In our previous post on the Start-up India Action Plan (“Action Plan”), we discussed the various benefits announced for ‘eligible’ start-ups in the Action Plan and the regulatory changes that were proposed thereunder. We also highlighted that the Action Plan provided a definition as to what shall constitute an ‘eligible’ start-up. Further, the Department of Industrial Policy and Promotion (“DIPP”), vide notification dated 17 February 2016 notified the definition of ‘start-up’ and prescribed procedure for its recognition and registration for availing benefits of proposed government schemes.
In supersession of the definition of start-up notified earlier, DIPP has vide notification dated 23 May 2017 (“Notification”), notified various changes to the definition of a ‘start-up’. The changes are enumerated below:
Relaxation of restrictive work areas
The earlier definition recognised only entities involved in working towards innovation, development or improvement of products, processes or services as start-up for the purposes of the Action Plan. Now, vide the Notification, in addition to the above, entities having a scalable business model with a high potential of employment generation or wealth creation shall also be considered as a start-up for the purposes of the Action Plan.
Devil is in the detail: The words ‘scalable’ and ‘high potential’ are very qualitative and the Notification provides no further benchmarks to quantify the same.
Relaxation in age limit
The earlier definition recognised entities as a start-up till 5 (five) years from the date of their incorporation/registration. This definition was found restrictive and criticised by many entities. Now, vide the Notification, DIPP has eased this limit and entities are qualified to claim benefits under the Action Plan for up to 7 (seven) years from the date of their incorporation/registration. Further relaxation has been provided for entities in the biotechnology sector and they can avail benefits under the Action Plan for up to 10 (ten) years from the date of their incorporation/registration.
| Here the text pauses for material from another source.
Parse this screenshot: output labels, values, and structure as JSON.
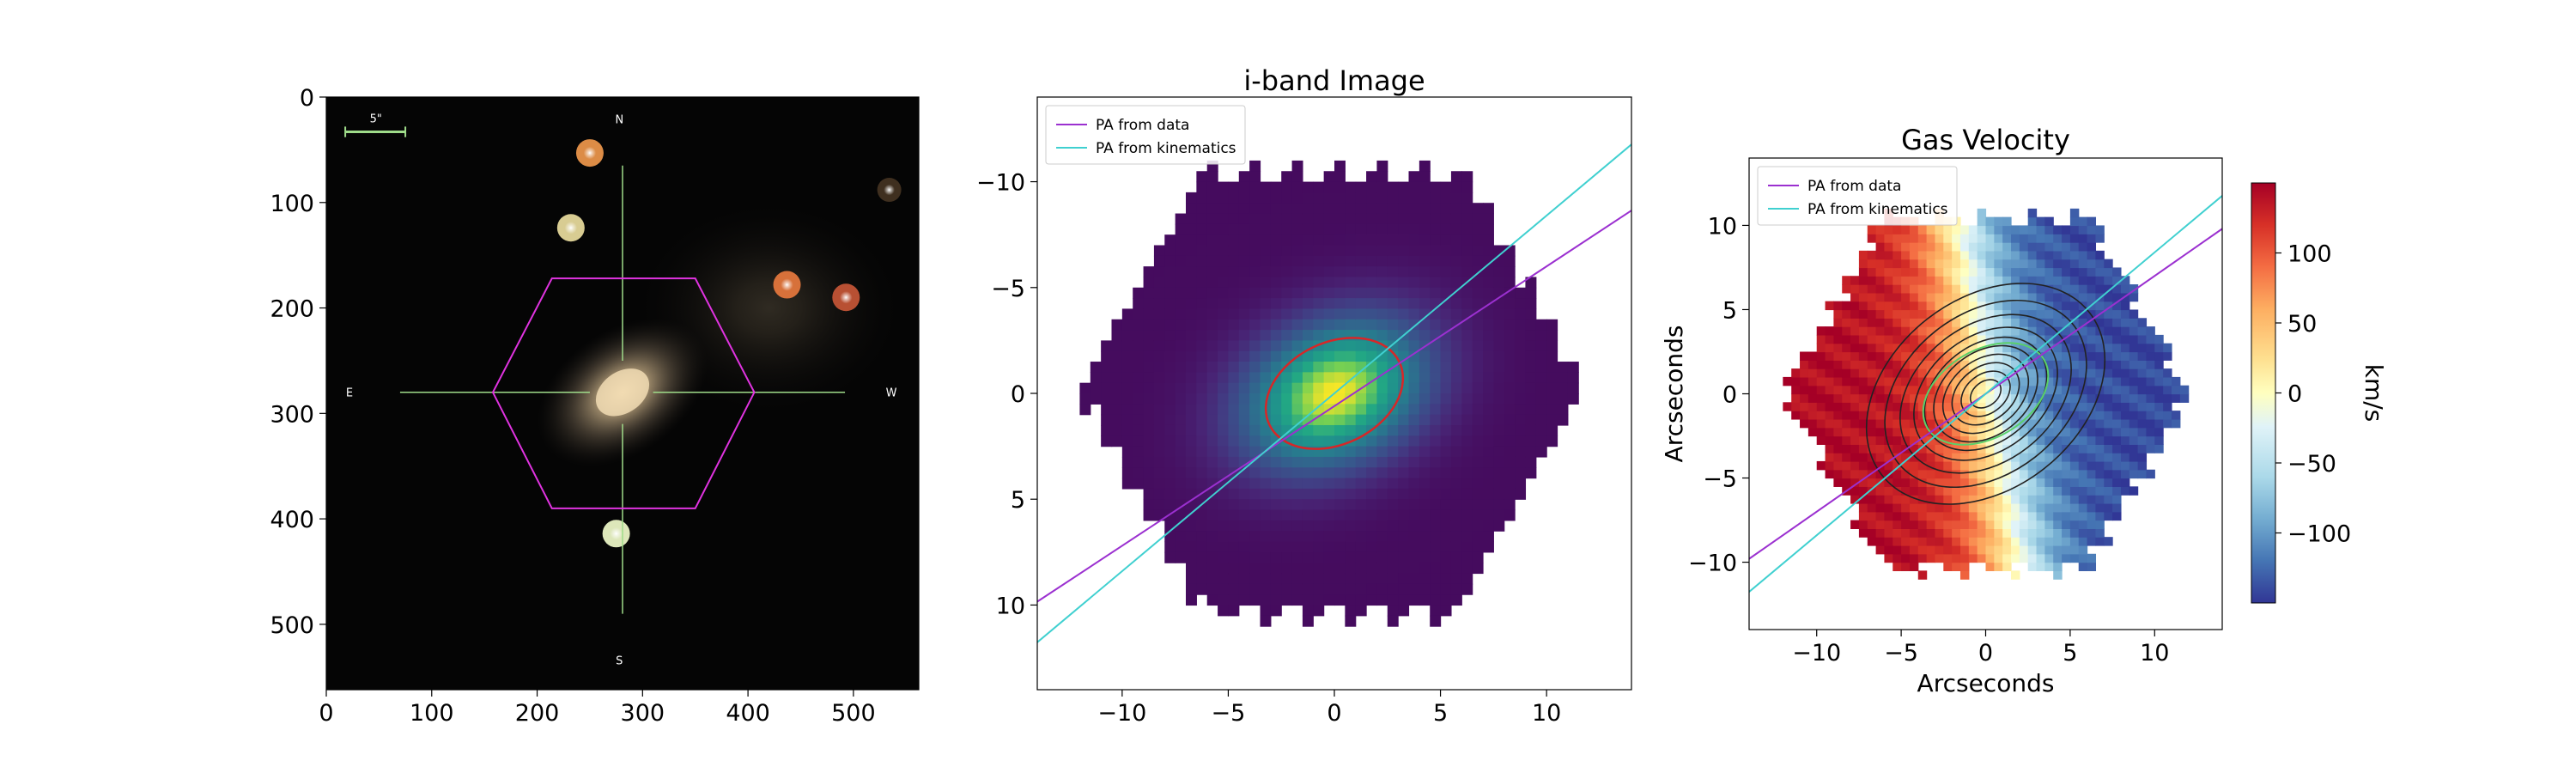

Devil is in the detail: Though this is a welcome move, entities in other sectors where the momentum of growth may be as slow or slower than in the biotechnology sector may find this relaxation unfair.
Relaxation in the registration process
Earlier, entities were required to furnish recommendation letters issued by specified incubators / specified letters of funding / proof of patent filed and published in the journal by the Indian Patent Office, towards being recognised as a start-up for the purposes of the Action Plan. Now, vide the Notification, the registration process has been simplified. Entities are only required to submit an online application on the DIPP mobile app/portal along with their certificate of incorporation/registration, a write-up about the nature of business highlighting how is it working towards innovation, development or improvement of products or processes or services, or its scalability in terms of employment generation or wealth creation and any other relevant details as may be required.
Devil is in the detail: This is a welcome move indeed. However, one will have to wait and see if these relaxations will have any detrimental effect by giving recognition to start-ups only based on a self-submitted ‘write-up’ about the nature of their business. Entities may seek professional help and submit superlative write-ups, but may not be able to practically uphold their business promises.
Extension of tax benefits
Earlier, under the Action Plan, start-ups could claim tax exemptions for any 3 (three) years out of first 5 (five) years of their incorporation/registration. Now, start-ups can claim tax exemptions for any 3 (three) years out of first 7 (seven) years of their incorporation. This had already been announced by the Finance Minister Arun Jaitley in his Budget Speech on 1 February 2017 and has now been notified vide the Notification.
Devil is in the detail: Start-up entities registered as partnership firms are excluded from being able to claim such tax exemptions. Further, requirement to obtain a certificate of an eligible business from the Inter-Ministerial Board of Certification as constituted by the DIPP remains.
These changes have been brought about by the government with a view to boost employment opportunities and enhance the start-up environment which seems to be undergoing a cooling-off period after its earlier boom. DIPP is of the view that these changes will further expand the start-up culture in India and create a way to build a nation of job creator rather than job seekers.